Wirtschaftlich wichtig, aber schwierig
Der aus Biberach stammende Generalkonsul Wolfgang Rudischhauser über China als Partner Deutschlands
BIBERACH/CHENGDU - Vielleicht fällt er dieses Jahr aus. Sein jährlicher Besuch in Biberach. Denn dort ist Wolfgang Rudischhauser aufgewachsen. Heute lebt der 60-Jährige tausende Kilometer von Oberschwaben entfernt. In der chinesischen Millionenstadt Chengdu. Dort arbeitet er seit vergangenem Jahr als Generalkonsul Deutschlands.
In seinem Amtsbezirk betreut Rudischhauser deutsche Staatsbürger und pflegt vor allem auch die wirtschaftlichen Beziehungen zwischen Deutschland und China. Er ist für vier chinesische Provinzen zuständig. Ein Gebiet, in etwa so groß wie Deutschland, Frankreich, Schweiz und Österreich zusammen. Im Gespräch mit der „Schwäbischen Zeitung“stellt der Volkswirt, der Deutschland bereits bei der Organisation für wirtschaftliche Zusammenarbeit
und
Entwicklung
(OECD) in Paris und bei der Nato in Brüssel vertreten hat, klar:
„Wenn wir uns gegen China behaupten wollen, dann nur als Europäische Union als Ganzes.“
Die Volksrepublik sei ein schwieriger Partner in Hinblick auf ihr totalitäres Regime, die Investitionssicherheit und die Menschenrechte, erklärt Rudischhauser. Und dennoch gewinnt sie immer mehr Einfluss in Europa. „Wenn China in Europa hilft, dann meist mit Krediten“, sagt der Generalkonsul. Davon verspreche es sich wirtschaftliche oder politische Vorteile. Sich unabhängiger von China machen, das gehe nicht von heute auf morgen, meint Rudischhauser. Aber: „Bei Neuinvestitionen wird man sich überlegen, ob es notwendigerweise in China sein muss“, glaubt er. Oder ob es im Sinne einer Diversifizierung auch woanders in Asien möglich sei.
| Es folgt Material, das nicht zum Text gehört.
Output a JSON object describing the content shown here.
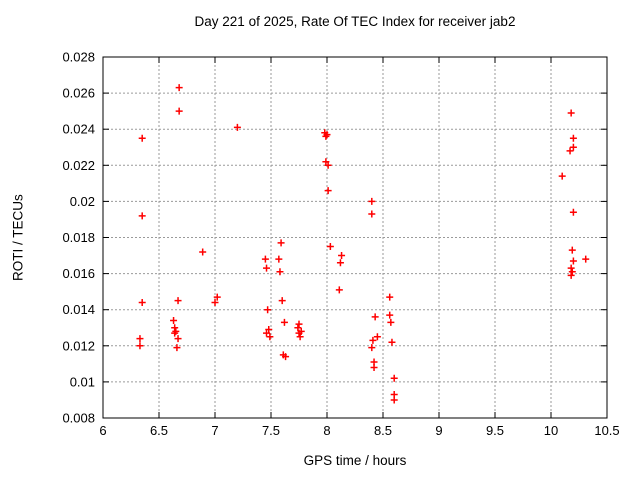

Der Diplomat fordert von Deutschland und Europa, sich auf die eigenen Stärken zu besinnen. „Wir müssen vor allem selbst innovativ bleiben“, erklärt Rudischhauser. Denn: „China ist immer noch eine Ökonomie, die stark auf Nachahmung basiert.“Diesen Vorteil dürfe Europa nicht verspielen. „Wir müssen schauen, dass wir unsere European Champions entsprechend stützen.“
Eine Forderung, die auch Franziska Brantner, Sprecherin für Europapolitik der Grünen-Bundestagsfraktion, unterstützt. „Wenn wir das nicht hinbekommen, sind wir der Spielball im Machtkampf zwischen den USA und China.“Auf eigene Faust könnten sich europäische Länder
nicht gegen die beiden Handelsmächte behaupten. China sei ein „systemischer Rivale“, mit dem man dennoch in einzelnen Bereichen kooperiere und kooperieren müsse, sagte Brantner in einer von oberschwäbischen Grünen-Politikern organisierten Onlinedebatte, in der die Politikerin auch mit Wolfgang Rudischhauser diskutierte.
Brantner kritisiert die weltweite Investitionsoffensive chinesischer Unternehmen. „Wenn der deutsche Staat der Lufthansa Milliarden zur Rettung überweist, schaut Brüssel, ob das rechtens ist“, sagte sie. Wenn dagegen de facto chinesische Staatsunternehmen etwa in Deutschland Firmen aufkauften, könne China diese stets flüssig halten. Peking könne so „seine Konkurrenten auf dem europäischen Markt plattmachen“. Da sei man rechtlich noch nicht auf Augenhöhe, um einen fairen Wettbewerb zu ermöglichen.